How do I NOT take things personally?

  1. It’s not about me: This other person… this child… even this pet… they are just trying to manage their life and their stressors. Whatever their actions are says more about them than their words will ever say about you. Once we get past our ego thinking it’s about ‘me, me, me’, it’s VERY freeing to realize people are worrying about themselves, they’re not worrying about you.

  2. Shift from ME to WE: This is moving from the thought process of ‘Why are they doing this TO me?’ and thinking instead ‘Why are they doing this?’ With that subtle shift you’re now working from a space of understanding instead of irritation. When we focus on the other person’s good intention, we’re less likely to take it personally.

  3. Maybe it is me: If you can’t shake whatever interaction just happened, take a look within. It could be something that you do believe a little bit about yourself.

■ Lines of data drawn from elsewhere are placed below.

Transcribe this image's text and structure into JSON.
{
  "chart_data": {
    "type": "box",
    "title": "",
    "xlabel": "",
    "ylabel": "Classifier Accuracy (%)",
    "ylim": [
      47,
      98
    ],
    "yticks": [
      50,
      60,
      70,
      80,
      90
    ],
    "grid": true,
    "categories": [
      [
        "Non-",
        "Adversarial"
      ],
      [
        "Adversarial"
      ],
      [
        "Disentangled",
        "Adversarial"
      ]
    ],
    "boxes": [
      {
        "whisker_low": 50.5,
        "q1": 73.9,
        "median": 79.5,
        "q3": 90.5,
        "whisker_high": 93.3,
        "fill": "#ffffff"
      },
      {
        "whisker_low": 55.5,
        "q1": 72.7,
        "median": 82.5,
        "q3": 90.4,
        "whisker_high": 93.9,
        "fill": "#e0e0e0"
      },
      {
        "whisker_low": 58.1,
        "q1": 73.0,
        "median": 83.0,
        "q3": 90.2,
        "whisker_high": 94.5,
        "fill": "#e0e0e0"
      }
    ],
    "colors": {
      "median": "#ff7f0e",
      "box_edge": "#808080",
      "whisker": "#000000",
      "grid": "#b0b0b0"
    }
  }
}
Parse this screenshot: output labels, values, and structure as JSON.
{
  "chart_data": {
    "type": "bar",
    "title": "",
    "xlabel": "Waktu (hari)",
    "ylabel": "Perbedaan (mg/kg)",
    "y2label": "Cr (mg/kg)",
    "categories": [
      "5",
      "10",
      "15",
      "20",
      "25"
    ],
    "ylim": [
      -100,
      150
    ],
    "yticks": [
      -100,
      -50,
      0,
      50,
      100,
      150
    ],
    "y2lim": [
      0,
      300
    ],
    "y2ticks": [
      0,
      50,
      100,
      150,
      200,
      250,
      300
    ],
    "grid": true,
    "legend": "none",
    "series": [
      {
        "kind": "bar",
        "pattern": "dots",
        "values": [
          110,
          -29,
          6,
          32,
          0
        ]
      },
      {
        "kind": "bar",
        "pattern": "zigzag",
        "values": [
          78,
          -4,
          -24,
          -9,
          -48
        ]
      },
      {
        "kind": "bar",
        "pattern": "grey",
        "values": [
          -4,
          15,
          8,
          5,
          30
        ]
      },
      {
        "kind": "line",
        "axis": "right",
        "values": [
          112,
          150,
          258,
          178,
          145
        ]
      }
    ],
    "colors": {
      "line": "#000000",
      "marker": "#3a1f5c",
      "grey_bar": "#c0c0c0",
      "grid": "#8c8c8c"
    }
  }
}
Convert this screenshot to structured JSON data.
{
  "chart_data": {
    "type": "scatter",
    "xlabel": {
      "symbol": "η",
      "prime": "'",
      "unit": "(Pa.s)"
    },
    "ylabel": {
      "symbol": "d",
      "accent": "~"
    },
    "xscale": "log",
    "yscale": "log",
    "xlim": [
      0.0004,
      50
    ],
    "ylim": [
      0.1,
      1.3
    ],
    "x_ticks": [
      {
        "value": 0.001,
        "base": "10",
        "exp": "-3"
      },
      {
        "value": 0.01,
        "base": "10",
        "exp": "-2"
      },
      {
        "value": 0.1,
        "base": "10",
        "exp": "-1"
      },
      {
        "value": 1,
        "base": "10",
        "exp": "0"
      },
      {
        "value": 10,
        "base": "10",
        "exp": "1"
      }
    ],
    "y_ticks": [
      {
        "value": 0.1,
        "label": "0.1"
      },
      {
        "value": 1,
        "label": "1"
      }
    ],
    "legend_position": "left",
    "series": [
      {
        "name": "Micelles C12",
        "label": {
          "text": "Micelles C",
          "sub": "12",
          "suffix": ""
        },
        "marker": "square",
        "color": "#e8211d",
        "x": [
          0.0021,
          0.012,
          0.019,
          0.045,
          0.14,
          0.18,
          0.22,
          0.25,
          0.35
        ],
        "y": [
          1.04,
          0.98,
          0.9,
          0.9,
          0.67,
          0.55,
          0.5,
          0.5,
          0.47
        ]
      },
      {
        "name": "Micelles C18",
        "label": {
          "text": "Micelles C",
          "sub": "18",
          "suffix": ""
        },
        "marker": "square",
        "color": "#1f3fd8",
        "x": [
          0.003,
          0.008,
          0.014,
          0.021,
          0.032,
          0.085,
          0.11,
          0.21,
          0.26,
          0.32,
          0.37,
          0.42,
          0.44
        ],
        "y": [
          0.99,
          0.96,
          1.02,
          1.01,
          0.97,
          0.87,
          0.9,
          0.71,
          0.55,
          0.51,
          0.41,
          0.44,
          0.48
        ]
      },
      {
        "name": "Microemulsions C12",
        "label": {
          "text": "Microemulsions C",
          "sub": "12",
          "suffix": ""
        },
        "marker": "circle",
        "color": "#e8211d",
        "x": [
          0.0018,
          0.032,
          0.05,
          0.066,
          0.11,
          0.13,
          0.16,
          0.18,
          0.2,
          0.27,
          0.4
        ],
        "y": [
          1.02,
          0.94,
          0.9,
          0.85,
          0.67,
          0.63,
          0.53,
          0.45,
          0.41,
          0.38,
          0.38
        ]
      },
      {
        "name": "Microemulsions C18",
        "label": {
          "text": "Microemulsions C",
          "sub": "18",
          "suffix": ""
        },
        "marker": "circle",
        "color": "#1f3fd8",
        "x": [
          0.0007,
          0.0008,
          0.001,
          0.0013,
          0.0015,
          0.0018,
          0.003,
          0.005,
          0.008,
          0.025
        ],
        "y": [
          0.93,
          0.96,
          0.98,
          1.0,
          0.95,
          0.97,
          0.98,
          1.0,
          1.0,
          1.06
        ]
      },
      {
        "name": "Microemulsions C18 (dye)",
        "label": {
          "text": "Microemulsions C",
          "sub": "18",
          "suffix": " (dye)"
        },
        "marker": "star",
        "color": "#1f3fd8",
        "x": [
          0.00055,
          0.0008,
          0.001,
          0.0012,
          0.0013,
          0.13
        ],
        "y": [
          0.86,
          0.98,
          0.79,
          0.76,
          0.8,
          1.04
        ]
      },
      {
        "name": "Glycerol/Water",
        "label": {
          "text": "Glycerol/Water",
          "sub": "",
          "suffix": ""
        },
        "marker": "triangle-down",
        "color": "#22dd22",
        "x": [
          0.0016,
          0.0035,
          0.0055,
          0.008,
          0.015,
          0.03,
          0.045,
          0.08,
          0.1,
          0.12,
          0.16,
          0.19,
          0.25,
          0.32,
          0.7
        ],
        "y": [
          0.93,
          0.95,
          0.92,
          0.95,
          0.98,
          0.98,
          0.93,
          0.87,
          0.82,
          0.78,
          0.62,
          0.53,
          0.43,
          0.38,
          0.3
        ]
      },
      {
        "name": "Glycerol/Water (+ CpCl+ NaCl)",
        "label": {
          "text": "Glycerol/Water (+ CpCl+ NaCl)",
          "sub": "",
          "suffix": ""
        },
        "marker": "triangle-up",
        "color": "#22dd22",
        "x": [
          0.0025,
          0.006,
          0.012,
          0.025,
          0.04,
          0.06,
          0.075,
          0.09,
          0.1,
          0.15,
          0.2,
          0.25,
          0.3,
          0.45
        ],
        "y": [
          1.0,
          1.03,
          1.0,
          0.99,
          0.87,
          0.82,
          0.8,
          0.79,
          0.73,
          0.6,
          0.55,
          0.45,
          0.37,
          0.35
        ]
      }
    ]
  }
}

If someone’s actions strike a hard nerve with you, it could be some unresolved issues within yourself. This is a wonderful thing to journal or talk about with your therapist. Reactions and responses can be unlearned when aware and acknowledged.

  4. Wear a reminder: Give meaning to the things you already wear everyday. A watch, a piece of jewelry, the hair tie on your wrist: when something occurs and you feel that ego getting bruised, remember to QTIP.

QTIP allows you to see past a behavior or action and really see what that person has to to share with you.

Homework:

Find something you wear everyday or create a signal with yourself or even grab a Q-TIP and keep it on your person; whatever you decide, have a reminder to QUIT TAKING IT PERSONALLY. If you find yourself feeling difficult emotions after an interaction with someone, calmly tell yourself... "It's not about me."